70F-78F, will not tolerate temperatures that are too high

Water Parameters:

Needs soft, acidic water to feel well and breed. Can survive for a while in slightly alkaline water, but usually no offspring survive after hatching. Adults seem to be shorter lived in alkaline water, too.


Algae, fish food (flake, pellets etc)


Southern China

Larval Development Type:

Completely Suppressed: Young assume a benthic lifestyle after hatching, i.e. they are miniature versions of the adults. There is no planktonic larval stage.

The Chinese Zebra Shrimp is very similar to the Bee Shrimp.  They are extremely closely related species and there is a possibility that the Bee Shrimp and the Chinese Zebra shrimp might even be the same species or subspecies of each other.  Its requirements are identical to the Bee Shrimp's. In contrast to the bee shrimp this shrimp has very little to no black coloration and only some individuals.  However, the six bright white stripes make this shrimp a very attractive addition to an invertebrate aquarium. 

It breeds readily in most aquaria and the young have a very nice "candy cane" type of  brown and white striped coloration (*very* similar to bee shrimp young) , which later turns into the adult coloration as seen in the pictures above. 

This shrimp thrives in soft, acidic to neutral water and reproduction can decrease significantly in harder and more basic water. However, as with all shrimp it can be kept and reproduces successfully in water around the neutral PH value (plus or minus).

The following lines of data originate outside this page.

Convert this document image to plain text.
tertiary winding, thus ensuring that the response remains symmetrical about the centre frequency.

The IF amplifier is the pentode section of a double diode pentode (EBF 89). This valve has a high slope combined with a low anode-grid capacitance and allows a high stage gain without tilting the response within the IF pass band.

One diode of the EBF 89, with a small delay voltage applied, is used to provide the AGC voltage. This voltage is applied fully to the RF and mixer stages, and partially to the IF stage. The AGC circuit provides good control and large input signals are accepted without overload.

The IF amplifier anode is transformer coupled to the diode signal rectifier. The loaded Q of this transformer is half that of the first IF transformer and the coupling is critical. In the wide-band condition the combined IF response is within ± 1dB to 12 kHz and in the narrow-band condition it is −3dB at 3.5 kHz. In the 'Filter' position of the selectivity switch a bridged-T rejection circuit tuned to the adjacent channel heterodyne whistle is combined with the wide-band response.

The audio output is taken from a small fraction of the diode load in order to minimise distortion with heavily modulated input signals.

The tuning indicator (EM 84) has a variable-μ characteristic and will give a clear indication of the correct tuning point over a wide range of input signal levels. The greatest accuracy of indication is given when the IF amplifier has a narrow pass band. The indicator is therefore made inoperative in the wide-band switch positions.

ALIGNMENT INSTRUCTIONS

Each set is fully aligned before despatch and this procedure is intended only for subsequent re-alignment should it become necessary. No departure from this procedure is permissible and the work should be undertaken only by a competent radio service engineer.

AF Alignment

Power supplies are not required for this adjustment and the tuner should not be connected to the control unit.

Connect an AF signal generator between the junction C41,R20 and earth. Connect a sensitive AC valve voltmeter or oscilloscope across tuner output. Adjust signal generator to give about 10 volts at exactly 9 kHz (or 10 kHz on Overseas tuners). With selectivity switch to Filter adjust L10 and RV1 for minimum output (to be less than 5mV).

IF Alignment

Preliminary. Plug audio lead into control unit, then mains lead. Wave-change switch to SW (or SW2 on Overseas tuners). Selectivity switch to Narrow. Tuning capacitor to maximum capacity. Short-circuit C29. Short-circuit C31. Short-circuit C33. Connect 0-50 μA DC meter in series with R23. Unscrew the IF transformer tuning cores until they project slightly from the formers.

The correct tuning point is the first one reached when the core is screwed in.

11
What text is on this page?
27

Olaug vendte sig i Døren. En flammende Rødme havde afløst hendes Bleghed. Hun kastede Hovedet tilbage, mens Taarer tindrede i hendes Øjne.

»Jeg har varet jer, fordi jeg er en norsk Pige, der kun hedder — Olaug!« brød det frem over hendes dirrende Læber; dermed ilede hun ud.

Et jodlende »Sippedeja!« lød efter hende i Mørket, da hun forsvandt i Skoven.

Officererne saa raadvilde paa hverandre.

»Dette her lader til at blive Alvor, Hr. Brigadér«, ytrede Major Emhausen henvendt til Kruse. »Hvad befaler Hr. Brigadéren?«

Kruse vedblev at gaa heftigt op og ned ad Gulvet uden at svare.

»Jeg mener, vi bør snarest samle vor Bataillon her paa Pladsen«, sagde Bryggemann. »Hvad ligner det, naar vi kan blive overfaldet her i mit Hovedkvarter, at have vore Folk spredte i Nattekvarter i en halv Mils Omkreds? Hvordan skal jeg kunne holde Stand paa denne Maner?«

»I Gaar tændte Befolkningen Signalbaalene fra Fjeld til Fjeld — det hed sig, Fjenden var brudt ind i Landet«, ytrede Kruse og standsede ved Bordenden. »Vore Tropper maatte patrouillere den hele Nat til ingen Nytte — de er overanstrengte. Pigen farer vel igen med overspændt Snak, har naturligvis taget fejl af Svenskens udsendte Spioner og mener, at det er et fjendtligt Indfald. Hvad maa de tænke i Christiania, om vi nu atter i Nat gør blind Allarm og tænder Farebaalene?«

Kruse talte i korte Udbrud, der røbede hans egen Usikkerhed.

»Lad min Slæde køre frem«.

This Chinese Zebra Shrimp will readily cross with the , Bee Shrimp, Crystal Red Shrimp and the Tiger Shrimp. The Bumblebee Shrimp might also cross with this shrimp, but it is less likely to do so since it seems to be a completely different species. Either way, most shrimp species should not be housed together to avoid possible hybrids.

This shrimp is very rarely imported and hence extremely rare in the hobby, not just in the US but anywhere in the world. Again, I am not aware of anyone else breeding this species in the US.  Hopefully, this will change soon.